Considerados estos hechos históricos, es razonable pensar que los mozárabes aquí avecindados, no eran unos fugitivos lanzados a la aventura, en busca de la tierra de promisión, sino integrantes del grupo evacuado del territorio almoravide, protegido por las huestes de Alfonso I. Entre sus enseres, traían la Imagen que, durante años, habían tenido oculta para salvarla de la intolerancia del integrismo islámico. El Cura propio autorizó su instalación en la Iglesia Parroquial de San Bartolomé, la única entonces existente, y allí comenzó a ser venerada por los feligreses quienes, al referirse a Ella, utilizaban el cariñoso apelativo, alusivo al color oscuro de su rostro, que ha perdurado a través de los siglos. Los refugiados, construyeron sus humildes viviendas en los terrenos que les fueron cedidos a la orilla del poblado, donde comienza el antiguo camino de la Osa, junto a la senda de la Veguilla, y sufragaron los estipendios de las funciones religiosas celebradas en su honor el día 15 de agosto, siempre con el apoyo y la ayuda solidaria de los lugareños, sus hermanos en la fe. Aquel injerto mozárabe prendió, fructificó y dio origen a un pequeño barrio, con características muy definidas en cuanto a usos y costumbres se refiere, llamado por los vecinos, El Toledillo, por ser oriundos del reino de Toledo los que allí vivían.
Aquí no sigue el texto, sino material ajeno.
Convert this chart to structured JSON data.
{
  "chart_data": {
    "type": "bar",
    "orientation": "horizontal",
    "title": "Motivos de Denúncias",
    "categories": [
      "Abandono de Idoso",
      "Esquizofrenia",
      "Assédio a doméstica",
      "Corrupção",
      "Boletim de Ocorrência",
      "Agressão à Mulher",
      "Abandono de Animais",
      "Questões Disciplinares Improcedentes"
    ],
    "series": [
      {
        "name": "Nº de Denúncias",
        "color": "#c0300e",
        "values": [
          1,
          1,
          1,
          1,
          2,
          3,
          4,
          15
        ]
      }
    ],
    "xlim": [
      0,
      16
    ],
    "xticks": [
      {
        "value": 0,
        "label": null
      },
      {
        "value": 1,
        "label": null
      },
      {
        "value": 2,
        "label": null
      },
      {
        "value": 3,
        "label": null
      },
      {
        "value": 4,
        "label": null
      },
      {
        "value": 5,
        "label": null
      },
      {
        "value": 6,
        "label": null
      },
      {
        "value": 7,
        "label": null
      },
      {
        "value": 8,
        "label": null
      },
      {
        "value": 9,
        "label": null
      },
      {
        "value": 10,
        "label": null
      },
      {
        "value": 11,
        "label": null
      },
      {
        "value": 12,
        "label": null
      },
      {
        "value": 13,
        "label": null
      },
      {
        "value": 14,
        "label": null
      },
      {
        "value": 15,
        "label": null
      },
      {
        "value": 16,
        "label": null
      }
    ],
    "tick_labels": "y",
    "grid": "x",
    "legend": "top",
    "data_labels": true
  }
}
Vuelta la vista al pasado, cabe afirmar que así como el Pozo Viejo, cuyas aguas tantas veces aplacaron la sed de pastores trashumantes, campesinos alejados y razias musulmanas, se convirtió en el núcleo alrededor del cual se formó el antiguo Hinojoso, el Toledillo, surgido hace cerca de novecientos años, fue la cuna de la devoción a María en la advocación de la Morenica.